Pushing To A Differently-Named Branch

Sometimes it’s necessary to push a local git branch (for example, main) to a remote branch with a different name (for example, master).

In this situation, running git push will usually cause an error:

fatal: The upstream branch of your current branch does not match
the name of your current branch.  To push to the upstream branch
on the remote, use

    git push origin HEAD:master

If you can, prefer solving this by renaming the remote branch to match your local branch so that git push works as expected again.

If you can’t rename the remote branch, you’ll probably get tired of typing out git push origin HEAD:master each time you push. I recommend setting the git push strategy for the affected repository to “upstream”:

git config push.default upstream

The “upstream” strategy always pushes the current local branch to its upstream branch and does not check that the local and upstream branch names match. The shorter git push command will now work again.

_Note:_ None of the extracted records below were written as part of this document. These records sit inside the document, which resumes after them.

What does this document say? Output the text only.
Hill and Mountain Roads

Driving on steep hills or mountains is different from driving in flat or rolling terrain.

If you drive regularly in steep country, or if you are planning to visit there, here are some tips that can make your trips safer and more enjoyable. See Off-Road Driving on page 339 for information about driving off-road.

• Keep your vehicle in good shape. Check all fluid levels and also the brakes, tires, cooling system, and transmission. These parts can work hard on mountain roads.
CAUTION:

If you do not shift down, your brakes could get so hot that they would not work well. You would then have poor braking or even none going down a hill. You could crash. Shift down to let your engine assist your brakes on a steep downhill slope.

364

One caveat: if you previously relied on git push automatically creating upstream branches for you, you’ll have to be a little bit more explicit when using the upstream push strategy:

fatal: The current branch new-branch has no upstream branch.
To push the current branch and set the remote as upstream, use

    git push --set-upstream origin new-branch

I create branches much less frequently than I update them, so I consider this trade-off acceptable.